As I was driving to work yesterday morning, I noticed a big FedEx truck trying to merge into my lane on the freeway. As expected, most drivers were barreling ahead, not giving the FedEx driver an inch to work with.
I thought, I’m not in such a huge rush, why not let the guy in? So I slowed down to give him room to merge.
You would have thought I gave that dude a million bucks. He rolled down his window, stuck his whole arm out, and spent four or five seconds waving, giving me a thumbs up, then giving me the peace sign, in that order.
His reaction made me feel great. It totally made my day. I gave myself a nice pat on the back and continued on my commute.
Why did that guy respond so enthusiastically?

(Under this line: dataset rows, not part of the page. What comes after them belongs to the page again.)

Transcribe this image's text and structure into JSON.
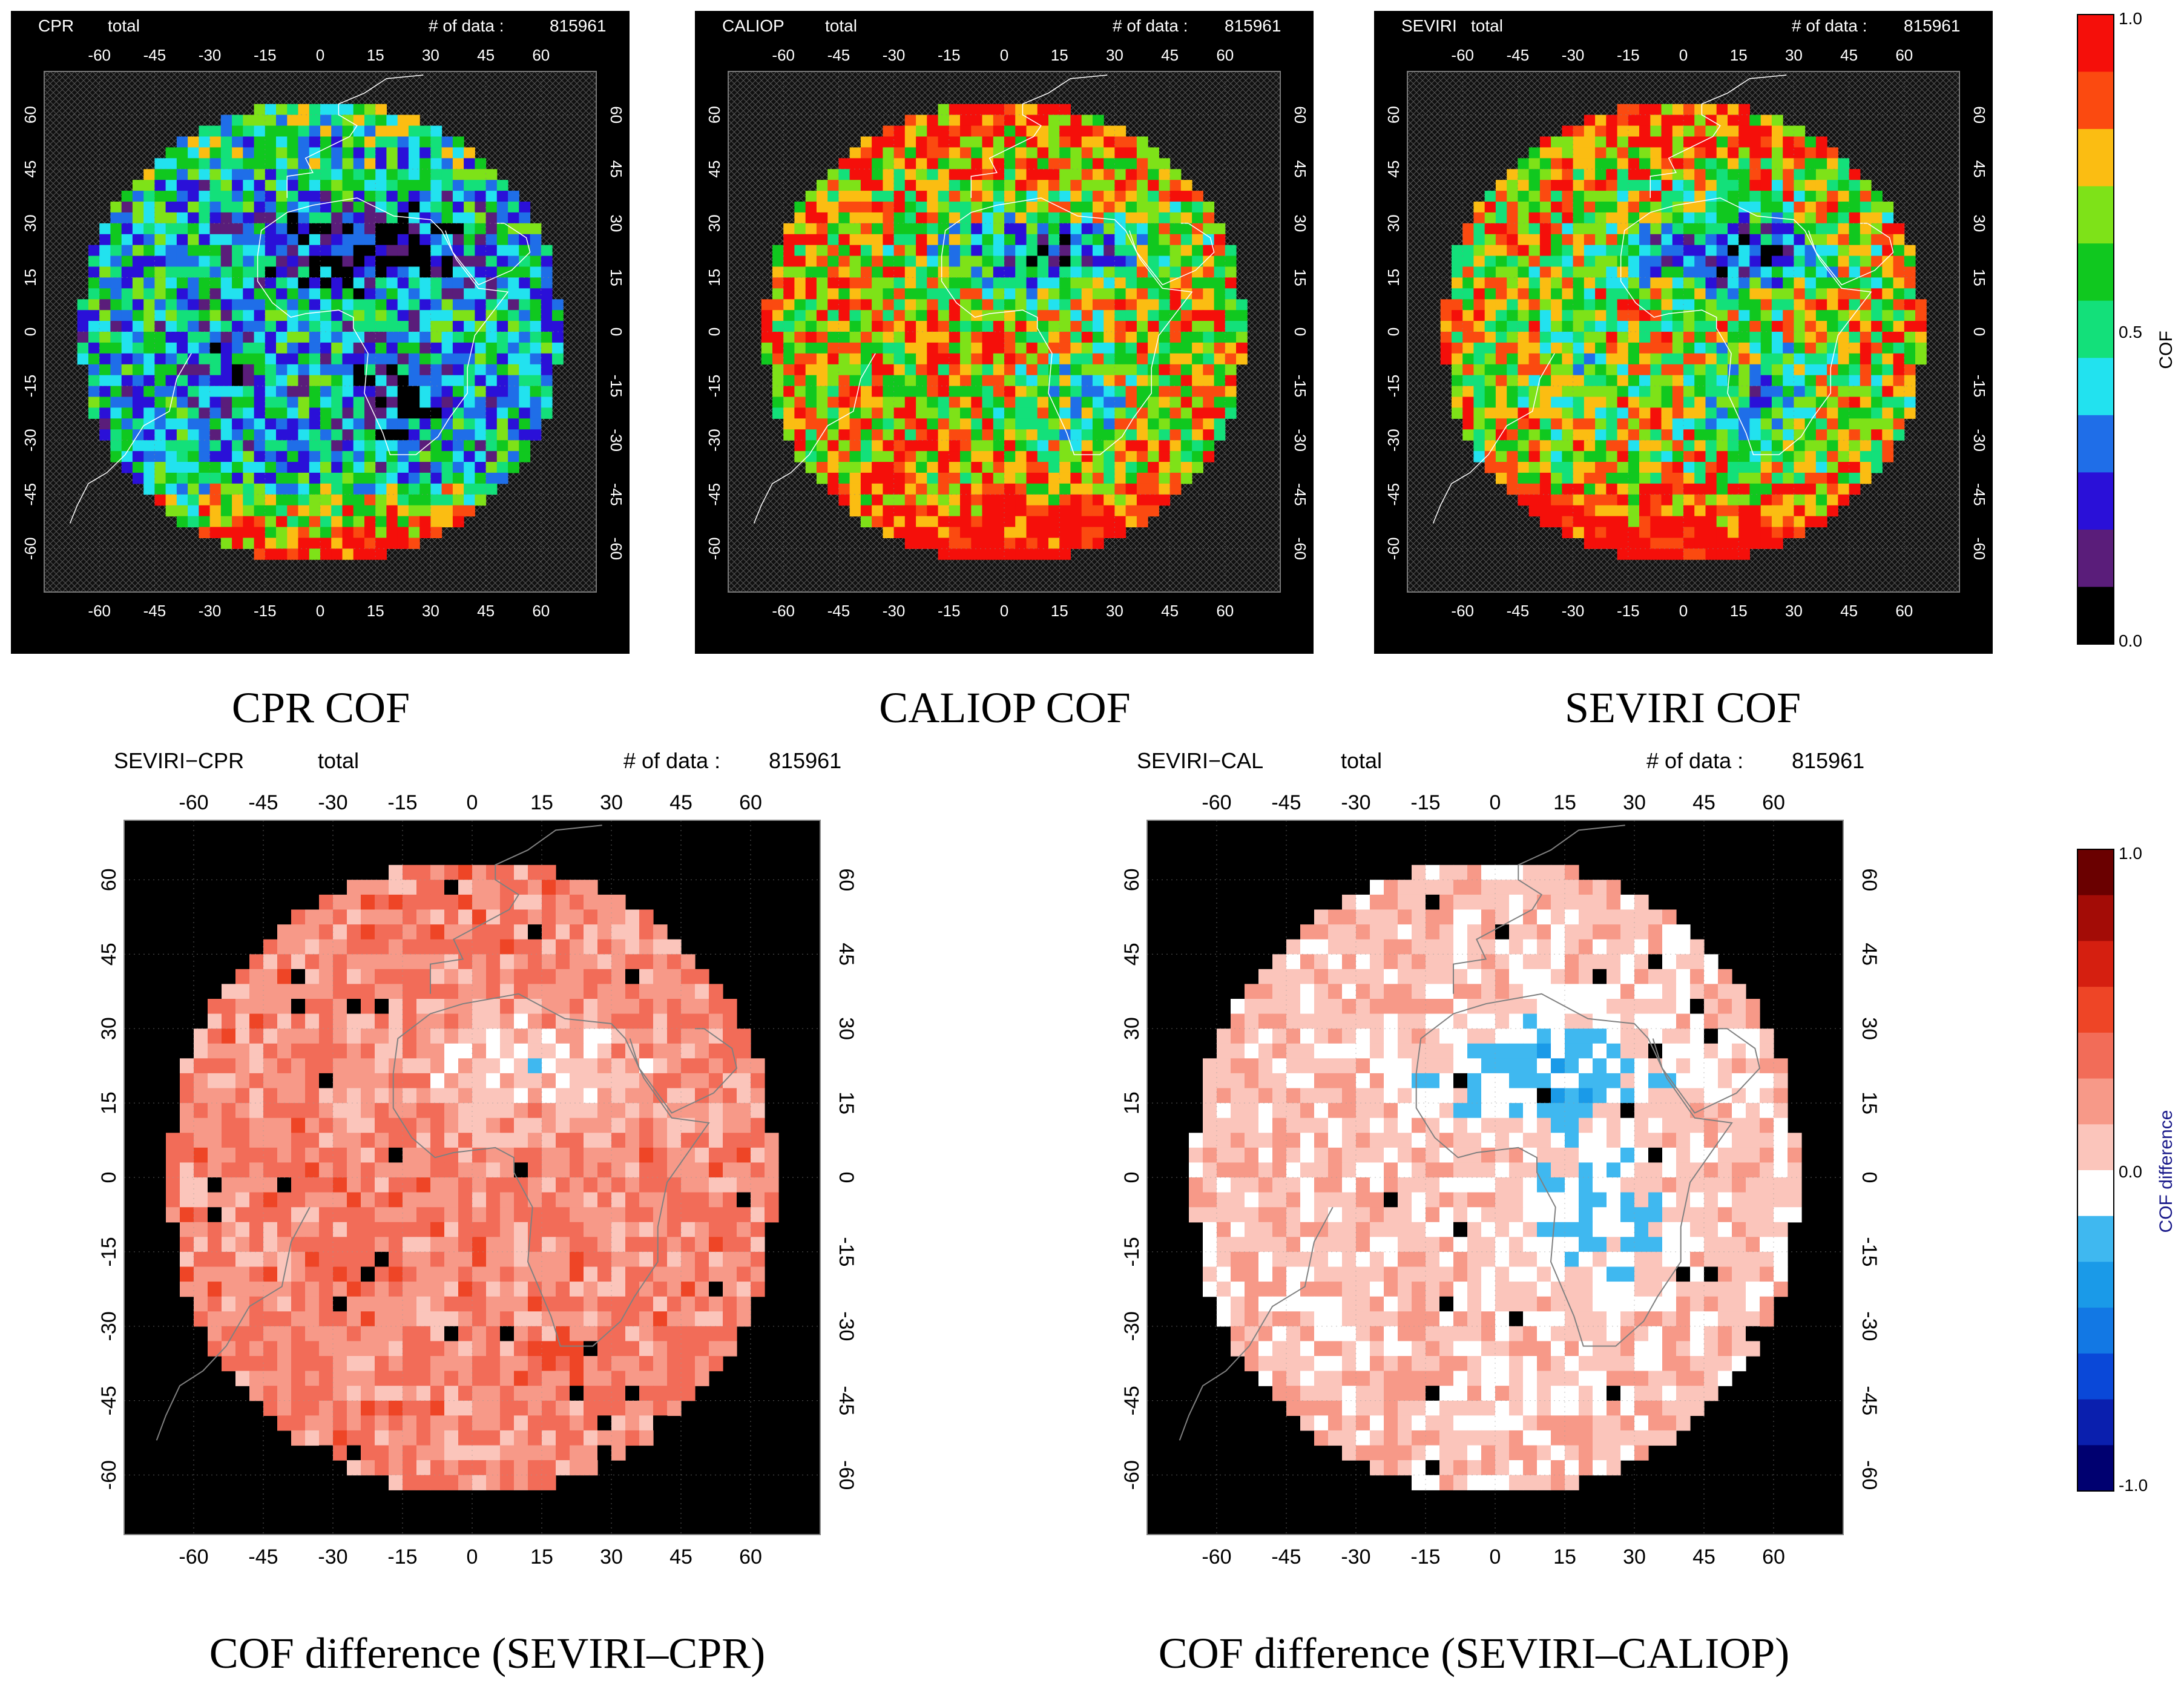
{
  "colors": {
    "cof_scale": [
      "#000000",
      "#5a1d7a",
      "#2a10d8",
      "#1f6ee8",
      "#22e2ef",
      "#13e07a",
      "#10c81f",
      "#7ee218",
      "#fbbd12",
      "#fb4a10",
      "#f50f0a"
    ],
    "diff_scale": [
      "#000070",
      "#0a1fae",
      "#0a48d8",
      "#1278e4",
      "#1a9ae8",
      "#3fb8f0",
      "#ffffff",
      "#fbc5bb",
      "#f79988",
      "#f26c58",
      "#ee4526",
      "#d51f10",
      "#a30c06",
      "#6a0000"
    ],
    "ocean_black": "#000000",
    "coast_line": "#ffffff",
    "coast_line_diff": "#808080"
  },
  "maps": [
    {
      "id": "cpr",
      "header_left": "CPR",
      "header_mid": "total",
      "count_label": "# of data :",
      "count_value": "815961",
      "caption": "CPR COF",
      "chart_data": {
        "type": "heatmap",
        "variable": "COF",
        "range": [
          0.0,
          1.0
        ],
        "lon_ticks": [
          "-60",
          "-45",
          "-30",
          "-15",
          "0",
          "15",
          "30",
          "45",
          "60"
        ],
        "lat_ticks": [
          "60",
          "45",
          "30",
          "15",
          "0",
          "-15",
          "-30",
          "-45",
          "-60"
        ]
      }
    },
    {
      "id": "caliop",
      "header_left": "CALIOP",
      "header_mid": "total",
      "count_label": "# of data :",
      "count_value": "815961",
      "caption": "CALIOP COF",
      "chart_data": {
        "type": "heatmap",
        "variable": "COF",
        "range": [
          0.0,
          1.0
        ],
        "lon_ticks": [
          "-60",
          "-45",
          "-30",
          "-15",
          "0",
          "15",
          "30",
          "45",
          "60"
        ],
        "lat_ticks": [
          "60",
          "45",
          "30",
          "15",
          "0",
          "-15",
          "-30",
          "-45",
          "-60"
        ]
      }
    },
    {
      "id": "seviri",
      "header_left": "SEVIRI",
      "header_mid": "total",
      "count_label": "# of data :",
      "count_value": "815961",
      "caption": "SEVIRI COF",
      "chart_data": {
        "type": "heatmap",
        "variable": "COF",
        "range": [
          0.0,
          1.0
        ],
        "lon_ticks": [
          "-60",
          "-45",
          "-30",
          "-15",
          "0",
          "15",
          "30",
          "45",
          "60"
        ],
        "lat_ticks": [
          "60",
          "45",
          "30",
          "15",
          "0",
          "-15",
          "-30",
          "-45",
          "-60"
        ]
      }
    },
    {
      "id": "diff_cpr",
      "header_left": "SEVIRI−CPR",
      "header_mid": "total",
      "count_label": "# of data :",
      "count_value": "815961",
      "caption": "COF difference (SEVIRI–CPR)",
      "chart_data": {
        "type": "heatmap",
        "variable": "COF difference",
        "range": [
          -1.0,
          1.0
        ],
        "lon_ticks": [
          "-60",
          "-45",
          "-30",
          "-15",
          "0",
          "15",
          "30",
          "45",
          "60"
        ],
        "lat_ticks": [
          "60",
          "45",
          "30",
          "15",
          "0",
          "-15",
          "-30",
          "-45",
          "-60"
        ]
      }
    },
    {
      "id": "diff_cal",
      "header_left": "SEVIRI−CAL",
      "header_mid": "total",
      "count_label": "# of data :",
      "count_value": "815961",
      "caption": "COF difference (SEVIRI–CALIOP)",
      "chart_data": {
        "type": "heatmap",
        "variable": "COF difference",
        "range": [
          -1.0,
          1.0
        ],
        "lon_ticks": [
          "-60",
          "-45",
          "-30",
          "-15",
          "0",
          "15",
          "30",
          "45",
          "60"
        ],
        "lat_ticks": [
          "60",
          "45",
          "30",
          "15",
          "0",
          "-15",
          "-30",
          "-45",
          "-60"
        ]
      }
    }
  ],
  "colorbar_cof": {
    "label": "COF",
    "ticks": [
      "1.0",
      "0.5",
      "0.0"
    ],
    "chart_data": {
      "type": "colorbar",
      "min": 0.0,
      "max": 1.0,
      "ticks": [
        1.0,
        0.5,
        0.0
      ],
      "label": "COF"
    }
  },
  "colorbar_diff": {
    "label": "COF difference",
    "ticks": [
      "1.0",
      "0.0",
      "-1.0"
    ],
    "chart_data": {
      "type": "colorbar",
      "min": -1.0,
      "max": 1.0,
      "ticks": [
        1.0,
        0.0,
        -1.0
      ],
      "label": "COF difference"
    }
  }
}
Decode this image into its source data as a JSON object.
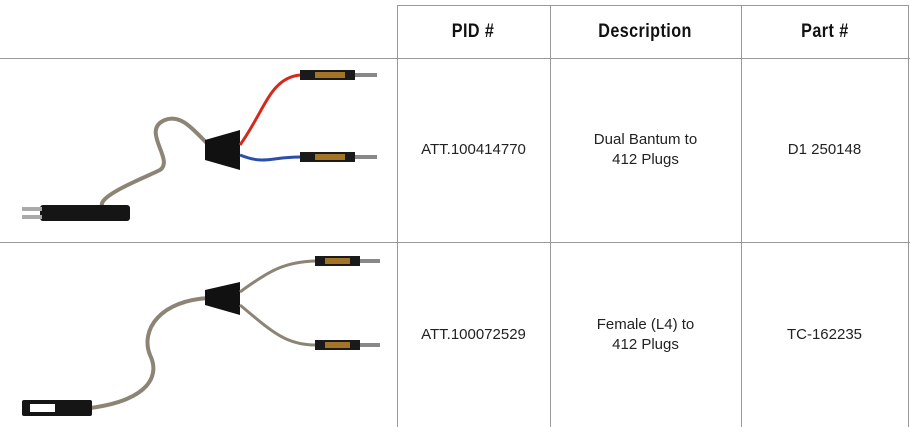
{
  "table": {
    "header": [
      "PID #",
      "Description",
      "Part #"
    ],
    "rows": [
      {
        "pid": "ATT.100414770",
        "description": [
          "Dual Bantum to",
          "412 Plugs"
        ],
        "part": "D1 250148"
      },
      {
        "pid": "ATT.100072529",
        "description": [
          "Female (L4) to",
          "412 Plugs"
        ],
        "part": "TC-162235"
      }
    ]
  }
}
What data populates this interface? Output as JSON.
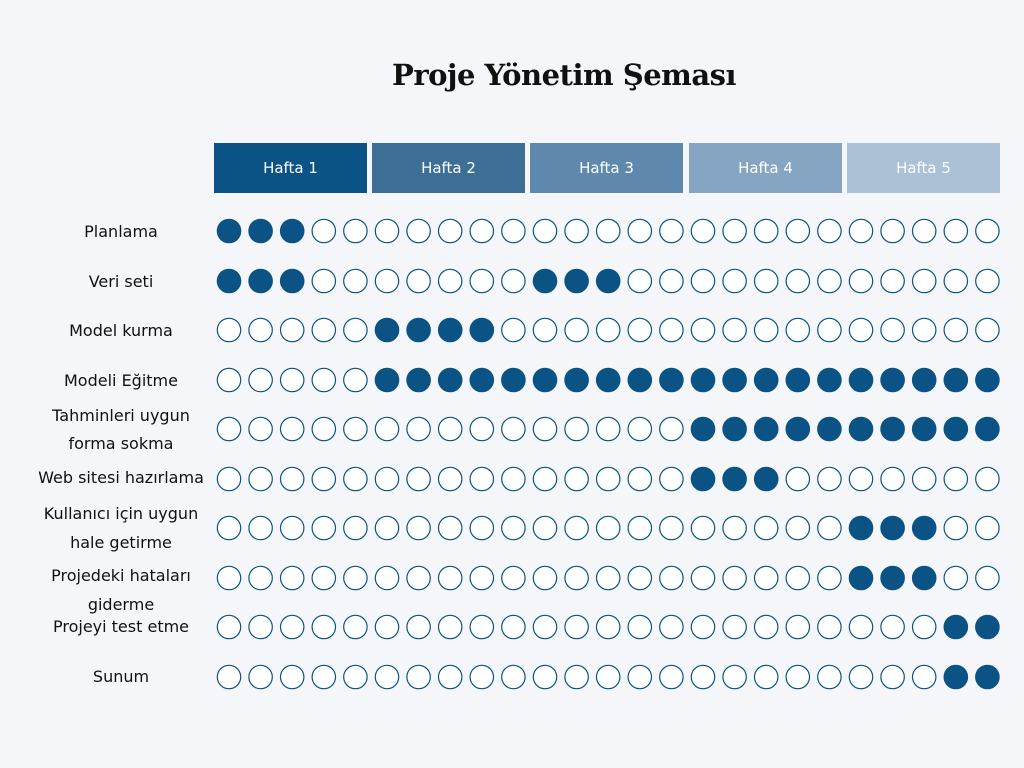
{
  "title": "Proje Yönetim Şeması",
  "colors": {
    "filled": "#0b5384",
    "stroke": "#0b5384",
    "empty_fill": "#ffffff",
    "week_headers": [
      "#0b5384",
      "#3d6f96",
      "#5e89ad",
      "#86a5c2",
      "#aac1d6"
    ]
  },
  "weeks": [
    "Hafta 1",
    "Hafta 2",
    "Hafta 3",
    "Hafta 4",
    "Hafta 5"
  ],
  "chart_data": {
    "type": "table",
    "title": "Proje Yönetim Şeması",
    "columns_per_week": 5,
    "total_columns": 25,
    "tasks": [
      {
        "name": "Planlama",
        "label_lines": [
          "Planlama"
        ],
        "active": [
          0,
          1,
          2
        ]
      },
      {
        "name": "Veri seti",
        "label_lines": [
          "Veri seti"
        ],
        "active": [
          0,
          1,
          2,
          10,
          11,
          12
        ]
      },
      {
        "name": "Model kurma",
        "label_lines": [
          "Model kurma"
        ],
        "active": [
          5,
          6,
          7,
          8
        ]
      },
      {
        "name": "Modeli Eğitme",
        "label_lines": [
          "Modeli Eğitme"
        ],
        "active": [
          5,
          6,
          7,
          8,
          9,
          10,
          11,
          12,
          13,
          14,
          15,
          16,
          17,
          18,
          19,
          20,
          21,
          22,
          23,
          24
        ]
      },
      {
        "name": "Tahminleri uygun forma sokma",
        "label_lines": [
          "Tahminleri uygun",
          "forma sokma"
        ],
        "active": [
          15,
          16,
          17,
          18,
          19,
          20,
          21,
          22,
          23,
          24
        ]
      },
      {
        "name": "Web sitesi hazırlama",
        "label_lines": [
          "Web sitesi hazırlama"
        ],
        "active": [
          15,
          16,
          17
        ]
      },
      {
        "name": "Kullanıcı için uygun hale getirme",
        "label_lines": [
          "Kullanıcı için uygun",
          "hale getirme"
        ],
        "active": [
          20,
          21,
          22
        ]
      },
      {
        "name": "Projedeki hataları giderme",
        "label_lines": [
          "Projedeki hataları",
          "giderme"
        ],
        "active": [
          20,
          21,
          22
        ]
      },
      {
        "name": "Projeyi test etme",
        "label_lines": [
          "Projeyi test etme"
        ],
        "active": [
          23,
          24
        ]
      },
      {
        "name": "Sunum",
        "label_lines": [
          "Sunum"
        ],
        "active": [
          23,
          24
        ]
      }
    ]
  }
}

I think it’s because altruism is so rare when driving. People make so many extraordinarily generous gestures. Think of any philanthropic example you’d like. Millions of people volunteer millions of hours to help all kinds of people, facing all kinds of predicaments.
But while driving? Screw you. I’m in a rush. I left the house a little late. I have to be at work a little early. I don’t have time to make room for people who don’t know what lane they’re supposed to be in. That’s the dominant mentality, I’d guess.
So when one of us displays a little generosity on the road…given expectations…it’s cause for celebration. Or so the FedEx driver thought. And it put me in a great mood.
The lesson cuts two ways:
- Know how much people appreciate unexpected generosity. When you’re in the office, you can delight almost anyone by going ever so slightly out of your way to help them out.
- When someone goes ever so slightly out of their way to help you out, say thanks. The smallest acknowledgement of their good deed can make all the difference in your relationship going forward.
Our office culture is built upon tons of tiny interactions like these. Be the person that tips the scale in favor of generosity and gratitude, rather than selfishness and thanklessness.
Particularly now, when you’re thinking of branching out career-wise, you want to make the best impressions possible. You might be inclined to think of grand, sweeping gestures. Coffee with your boss’s boss. Asking for a raise or promotion. Volunteering to help on the high-profile project.
Those things are fine. But start smaller. And continue those smaller actions every day. People will notice how much better they feel when you’re around, how much more pleasant their workday is. It’s a great way to become valued, and then indispensable.